Generally, the IRS cannot even catch agencies at it directly (unless the negotiation of recharacterization is documented), but from a big picture perspective they can garner enough proof to force the agency to mend their evil ways, and they are indeed slowly forcing all agencies to behave.
So all this looks like gobble-de-gook to you and I appear to be dancing around your straight forward question, right? Wrong. Nice clear answer, no you cannot dictate your compensation terms to an agency, compensation depends directly on their bill rate at that hospital and their gross profit margin. Period. What I told you was exactly how to work around the issue to maximize your pay. That's what you want, right?
One more tidbit of information here: M&IE come with a tax burden to an agency. You can receive it tax free, but it is not tax free to an agency. As a result, I've never seen an agency max it out, ever. The same is not true of provided housing (or stipend), the agency can max it out without extra cost, which is exactly what you are saying is happening (less typo). This IRS crackdown alluded to above has caused a new rule that applies to agencies: if housing is provided on a tax-free basis, M&IE must also be paid, at least 40% of the combined lodging/M&IE total. It is exactly in this way that the IRS is cracking down on most wage recharacterization in our industry, there is a tax consequence to doing so.
That is a lot to take in but here is a quick review:
- Fixed bill rate per agency, per hospital.
- Fixed gross profit margin per agency (based on their cost of doing business, and business model).
- Fixed total compensation for the traveler, per assignment.
- You may be able to negotiate how this total compensation is sliced, to your benefit and without personal risk.
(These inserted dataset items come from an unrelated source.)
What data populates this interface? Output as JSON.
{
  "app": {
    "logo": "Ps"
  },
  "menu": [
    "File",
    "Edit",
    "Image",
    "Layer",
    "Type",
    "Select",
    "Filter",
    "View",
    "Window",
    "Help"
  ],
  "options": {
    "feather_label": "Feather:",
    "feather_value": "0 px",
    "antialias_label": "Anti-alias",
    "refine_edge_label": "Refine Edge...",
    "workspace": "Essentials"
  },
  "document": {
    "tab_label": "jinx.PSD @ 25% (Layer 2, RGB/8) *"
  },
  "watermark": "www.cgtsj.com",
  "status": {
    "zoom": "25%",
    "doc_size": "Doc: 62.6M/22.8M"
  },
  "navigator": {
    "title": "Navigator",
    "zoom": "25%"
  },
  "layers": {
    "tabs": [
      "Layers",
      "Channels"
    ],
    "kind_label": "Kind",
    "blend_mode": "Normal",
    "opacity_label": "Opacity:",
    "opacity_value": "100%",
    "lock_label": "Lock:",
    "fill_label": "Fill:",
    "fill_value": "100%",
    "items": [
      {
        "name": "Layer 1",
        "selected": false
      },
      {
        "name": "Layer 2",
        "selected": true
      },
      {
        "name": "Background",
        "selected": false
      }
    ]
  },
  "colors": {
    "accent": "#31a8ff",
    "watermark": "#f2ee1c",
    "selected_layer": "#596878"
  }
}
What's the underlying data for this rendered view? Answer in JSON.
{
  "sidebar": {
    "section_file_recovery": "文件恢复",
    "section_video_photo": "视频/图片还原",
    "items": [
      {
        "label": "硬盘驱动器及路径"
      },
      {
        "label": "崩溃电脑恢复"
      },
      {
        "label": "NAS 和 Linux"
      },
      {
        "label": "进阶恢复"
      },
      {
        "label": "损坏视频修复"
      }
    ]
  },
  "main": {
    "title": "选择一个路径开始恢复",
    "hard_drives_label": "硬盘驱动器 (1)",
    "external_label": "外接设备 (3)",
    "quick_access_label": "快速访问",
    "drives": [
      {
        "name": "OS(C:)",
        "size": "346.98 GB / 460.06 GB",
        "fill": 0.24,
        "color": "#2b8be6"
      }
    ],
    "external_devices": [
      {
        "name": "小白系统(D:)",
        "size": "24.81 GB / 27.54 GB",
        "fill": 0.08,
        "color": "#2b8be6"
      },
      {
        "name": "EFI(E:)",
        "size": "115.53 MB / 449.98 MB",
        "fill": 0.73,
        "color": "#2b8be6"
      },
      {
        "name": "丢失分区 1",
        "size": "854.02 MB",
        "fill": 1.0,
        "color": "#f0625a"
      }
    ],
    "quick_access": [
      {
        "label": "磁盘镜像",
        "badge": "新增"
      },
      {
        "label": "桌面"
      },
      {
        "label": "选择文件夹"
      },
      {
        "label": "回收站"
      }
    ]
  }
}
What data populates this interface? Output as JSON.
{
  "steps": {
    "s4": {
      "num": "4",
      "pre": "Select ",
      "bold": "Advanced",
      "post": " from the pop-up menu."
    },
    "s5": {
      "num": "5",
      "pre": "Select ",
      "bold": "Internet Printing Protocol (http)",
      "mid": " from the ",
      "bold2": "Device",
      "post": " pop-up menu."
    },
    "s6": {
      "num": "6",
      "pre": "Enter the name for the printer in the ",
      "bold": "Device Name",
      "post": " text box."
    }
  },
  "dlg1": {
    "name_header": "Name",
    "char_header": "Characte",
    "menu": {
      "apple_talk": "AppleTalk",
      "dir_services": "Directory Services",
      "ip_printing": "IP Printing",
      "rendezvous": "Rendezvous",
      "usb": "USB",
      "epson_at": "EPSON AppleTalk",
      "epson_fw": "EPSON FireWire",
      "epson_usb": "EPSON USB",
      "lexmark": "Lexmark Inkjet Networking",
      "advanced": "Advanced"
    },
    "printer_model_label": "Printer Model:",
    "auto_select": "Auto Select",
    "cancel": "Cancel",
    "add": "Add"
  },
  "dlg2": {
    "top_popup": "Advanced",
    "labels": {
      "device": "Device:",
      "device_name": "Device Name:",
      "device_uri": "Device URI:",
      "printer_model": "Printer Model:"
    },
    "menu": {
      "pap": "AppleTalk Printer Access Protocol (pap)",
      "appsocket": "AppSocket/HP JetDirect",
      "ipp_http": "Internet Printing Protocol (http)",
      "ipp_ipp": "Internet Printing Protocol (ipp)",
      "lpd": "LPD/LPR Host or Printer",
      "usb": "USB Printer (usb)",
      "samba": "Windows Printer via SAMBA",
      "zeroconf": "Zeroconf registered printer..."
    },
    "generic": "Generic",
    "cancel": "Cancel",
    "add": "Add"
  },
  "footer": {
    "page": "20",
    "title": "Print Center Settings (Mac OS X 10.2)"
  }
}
Got it? Zero guarantees that you can extract from an agency beyond a single assignment contract.
Overtime is a completely separate issue from base pay (fixed total compensation per assignment), and one I've discussed several times (I'm guessing you have read at least one such discussion). Either reread those posts, or read the article on how to negotiate overtime on PanTravelers.
- 0Sep 11 by LittleNurseJudyYour best bet is to get a recommendation from a friend or trusted experienced traveler. The truth is every agency is a little different, but most of them have the same jobs. One might have a job a week before another because the hospital account is with them, but if they can't fill it in a week, they send the contract out to all the other agents too. You'll want to find an agent you like when you first get started more than you'll want to chase number--its worth a couple bucks to have a good experience. This blog might be helpful... The Juicy Stuff… Agencies!!! | The Travel Nurse Expert
- 0Sep 11 by Paco-RNI agree with the above, the recruiter will be your best ally in the whole process regardless of agency. That is my experience. I got my recruiter through a referral from a former coworker. She was very happy with her experience so I figured she might be good for me too. Referrals are the way to go. No one refers a bad recruiter!